Dispute and divergence of view, disagreement and differences from day one. Yet, the honourable gentlemen of the Assembly, most of whom must have been present on August 11, 1947, when Mohammad Ali Jinnah laid down for them the principles which he wished to be embodied in the constitution of his country, took it upon themselves that day to repudiate the man responsible for putting them where they were.
Hasan Zaheer, of the erstwhile all-powerful CSP, in his book `The Separation of East Pakistan`, writing on constitution making, has this to say on the contentious Resolution: ``Liaquat Ali Khan, while moving the Objectives Resolution, claimed that since it provided for the exercise of power and authority of the state `through the chosen representatives of the people`, the Resolution naturally eliminates any danger of the establishment of a theocracy.
Little did he realize the opening that the Resolution was giving to the obscurantists and what the Munir Report called `political brigands and adventurers, even nonentities` to exploit the name of Islam in mundane political affairs and jolt the foundations of the state from time to time. None of the three covenants of the Muslims of the subcontinent, which spelled out the unanimous demand for a separate Muslim homeland, or homelands--the Lahore Resolution of 1940, the Madras Resolution of 1941, and the Pakistan Resolution of the Legislators` Convention of 1946--or the debates leading to these resolutions had mentioned anything about an Islamic state. Over the years, the Resolution proved a perennially divisive point of reference in the polity of Pakistan.``
It is this Resolution which forms the preamble to the Constitution of 1973, and it is this Resolution which, as Article 2A, is a substantive part of the Constitution, and which has more than proven that it is indeed not only highly divisive but also destructive. And, to boot, our great makers, breakers and amenders cannot even get it right. In the preamble, in one sentence, the original resolution has been adhered to: ``Wherein adequate provision shall be made for the minorities freely to profess and practise their religions and develop their cultures;`` whereas in Article 2A which forms the Annex to the Constitution in the very same sentence the word ``freely`` has been omitted. Whether this was done wittingly or unwittingly is not known, but the question is that after the passage of 16 years since 2A was inserted by PO No.14 of 1985 why has it not been corrected? Is there a motive behind the omission of the highly pertinent and important word? Were our amenders plain sloppy, or were they wicked?

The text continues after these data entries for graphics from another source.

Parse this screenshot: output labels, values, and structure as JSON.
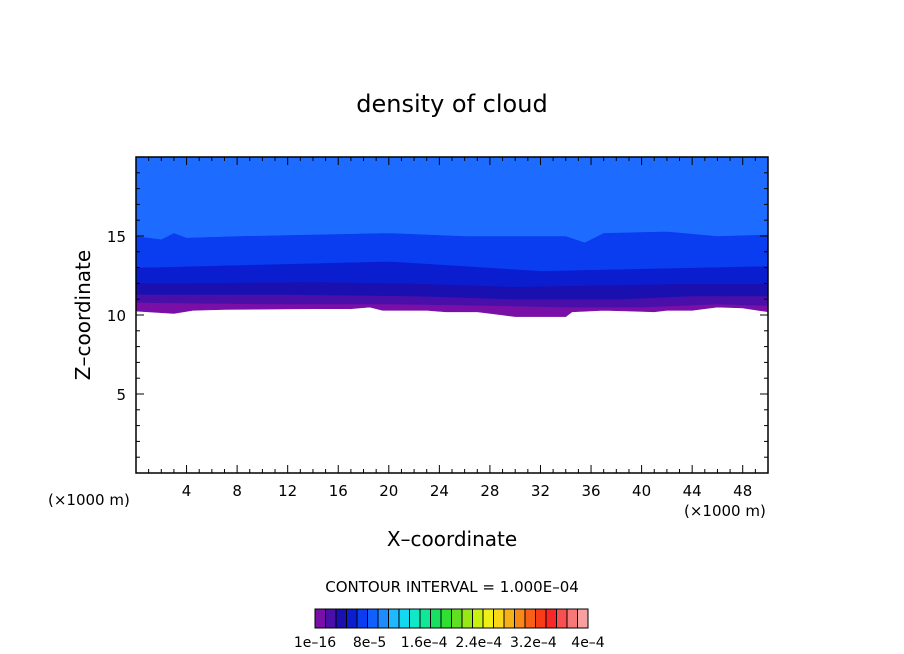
{
  "chart_data": {
    "type": "heatmap",
    "title": "density of cloud",
    "xlabel": "X–coordinate",
    "ylabel": "Z–coordinate",
    "x_unit_left": "(×1000 m)",
    "x_unit_right": "(×1000 m)",
    "xlim": [
      0,
      50
    ],
    "ylim": [
      0,
      20
    ],
    "x_ticks": [
      4,
      8,
      12,
      16,
      20,
      24,
      28,
      32,
      36,
      40,
      44,
      48
    ],
    "x_tick_labels": [
      "4",
      "8",
      "12",
      "16",
      "20",
      "24",
      "28",
      "32",
      "36",
      "40",
      "44",
      "48"
    ],
    "y_ticks": [
      5,
      10,
      15
    ],
    "y_tick_labels": [
      "5",
      "10",
      "15"
    ],
    "contour_interval_text": "CONTOUR INTERVAL = 1.000E–04",
    "colorbar": {
      "colors": [
        "#7a0fa8",
        "#4a0fa8",
        "#1a10b0",
        "#0a1ed0",
        "#0a3cf0",
        "#1060ff",
        "#1e8cff",
        "#20b8ff",
        "#14d8f0",
        "#10e8c8",
        "#10e898",
        "#18e060",
        "#30e030",
        "#60e020",
        "#98e818",
        "#c8f010",
        "#f0f018",
        "#f8d818",
        "#f8b018",
        "#f88818",
        "#f86018",
        "#f83c18",
        "#f82828",
        "#f85050",
        "#f87878",
        "#f8a0a0"
      ],
      "tick_labels": [
        "1e–16",
        "8e–5",
        "1.6e–4",
        "2.4e–4",
        "3.2e–4",
        "4e–4"
      ]
    },
    "field": {
      "description": "cloud density layered in altitude; cloud deck from ~10 to ~20 km, zero below",
      "bands": [
        {
          "color": "#7a0fa8",
          "z_bottom_profile": [
            [
              0,
              10.25
            ],
            [
              3,
              10.1
            ],
            [
              4.5,
              10.3
            ],
            [
              7,
              10.35
            ],
            [
              14,
              10.4
            ],
            [
              17,
              10.4
            ],
            [
              18.5,
              10.5
            ],
            [
              19.5,
              10.3
            ],
            [
              20,
              10.3
            ],
            [
              23,
              10.3
            ],
            [
              24.5,
              10.2
            ],
            [
              27,
              10.2
            ],
            [
              29,
              10.0
            ],
            [
              30,
              9.9
            ],
            [
              34,
              9.9
            ],
            [
              34.5,
              10.2
            ],
            [
              37,
              10.3
            ],
            [
              41,
              10.2
            ],
            [
              42,
              10.3
            ],
            [
              44,
              10.3
            ],
            [
              46,
              10.5
            ],
            [
              48,
              10.45
            ],
            [
              50,
              10.2
            ]
          ],
          "z_top_profile": [
            [
              0,
              10.8
            ],
            [
              10,
              10.7
            ],
            [
              20,
              10.7
            ],
            [
              28,
              10.6
            ],
            [
              34,
              10.5
            ],
            [
              40,
              10.5
            ],
            [
              46,
              10.7
            ],
            [
              50,
              10.6
            ]
          ]
        },
        {
          "color": "#4a0fa8",
          "z_bottom_profile": [
            [
              0,
              10.8
            ],
            [
              10,
              10.7
            ],
            [
              20,
              10.7
            ],
            [
              28,
              10.6
            ],
            [
              34,
              10.5
            ],
            [
              40,
              10.5
            ],
            [
              46,
              10.7
            ],
            [
              50,
              10.6
            ]
          ],
          "z_top_profile": [
            [
              0,
              11.3
            ],
            [
              12,
              11.3
            ],
            [
              22,
              11.2
            ],
            [
              30,
              11.0
            ],
            [
              38,
              11.0
            ],
            [
              44,
              11.2
            ],
            [
              50,
              11.2
            ]
          ]
        },
        {
          "color": "#1a10b0",
          "z_bottom_profile": [
            [
              0,
              11.3
            ],
            [
              12,
              11.3
            ],
            [
              22,
              11.2
            ],
            [
              30,
              11.0
            ],
            [
              38,
              11.0
            ],
            [
              44,
              11.2
            ],
            [
              50,
              11.2
            ]
          ],
          "z_top_profile": [
            [
              0,
              12.0
            ],
            [
              14,
              12.1
            ],
            [
              22,
              12.0
            ],
            [
              30,
              11.8
            ],
            [
              38,
              11.9
            ],
            [
              44,
              12.0
            ],
            [
              50,
              12.0
            ]
          ]
        },
        {
          "color": "#0a1ed0",
          "z_bottom_profile": [
            [
              0,
              12.0
            ],
            [
              14,
              12.1
            ],
            [
              22,
              12.0
            ],
            [
              30,
              11.8
            ],
            [
              38,
              11.9
            ],
            [
              44,
              12.0
            ],
            [
              50,
              12.0
            ]
          ],
          "z_top_profile": [
            [
              0,
              13.0
            ],
            [
              10,
              13.2
            ],
            [
              20,
              13.4
            ],
            [
              26,
              13.1
            ],
            [
              32,
              12.8
            ],
            [
              38,
              12.9
            ],
            [
              44,
              13.0
            ],
            [
              50,
              13.1
            ]
          ]
        },
        {
          "color": "#0a3cf0",
          "z_bottom_profile": [
            [
              0,
              13.0
            ],
            [
              10,
              13.2
            ],
            [
              20,
              13.4
            ],
            [
              26,
              13.1
            ],
            [
              32,
              12.8
            ],
            [
              38,
              12.9
            ],
            [
              44,
              13.0
            ],
            [
              50,
              13.1
            ]
          ],
          "z_top_profile": [
            [
              0,
              15.0
            ],
            [
              2,
              14.8
            ],
            [
              3,
              15.2
            ],
            [
              4,
              14.9
            ],
            [
              8,
              15.0
            ],
            [
              14,
              15.1
            ],
            [
              20,
              15.2
            ],
            [
              26,
              15.0
            ],
            [
              30,
              15.0
            ],
            [
              34,
              15.0
            ],
            [
              35.5,
              14.6
            ],
            [
              37,
              15.2
            ],
            [
              42,
              15.3
            ],
            [
              46,
              15.0
            ],
            [
              50,
              15.1
            ]
          ]
        },
        {
          "color": "#1e6cff",
          "z_bottom_profile": [
            [
              0,
              15.0
            ],
            [
              2,
              14.8
            ],
            [
              3,
              15.2
            ],
            [
              4,
              14.9
            ],
            [
              8,
              15.0
            ],
            [
              14,
              15.1
            ],
            [
              20,
              15.2
            ],
            [
              26,
              15.0
            ],
            [
              30,
              15.0
            ],
            [
              34,
              15.0
            ],
            [
              35.5,
              14.6
            ],
            [
              37,
              15.2
            ],
            [
              42,
              15.3
            ],
            [
              46,
              15.0
            ],
            [
              50,
              15.1
            ]
          ],
          "z_top_profile": [
            [
              0,
              20
            ],
            [
              50,
              20
            ]
          ]
        }
      ]
    }
  }
}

Musharraf rode in on horseback, and now is riding high. So far he is on the right track. His reflexes are sound. He has not yet heard messages from on high. But he does need to shun the oleaginous perennial sycophants who equate being with him as being in the presence of greatness, or who praise him fulsomely for his penetrating mind, his iron resolve, his calm demeanour. He does not need to be glorified or exalted. He needs to be supported.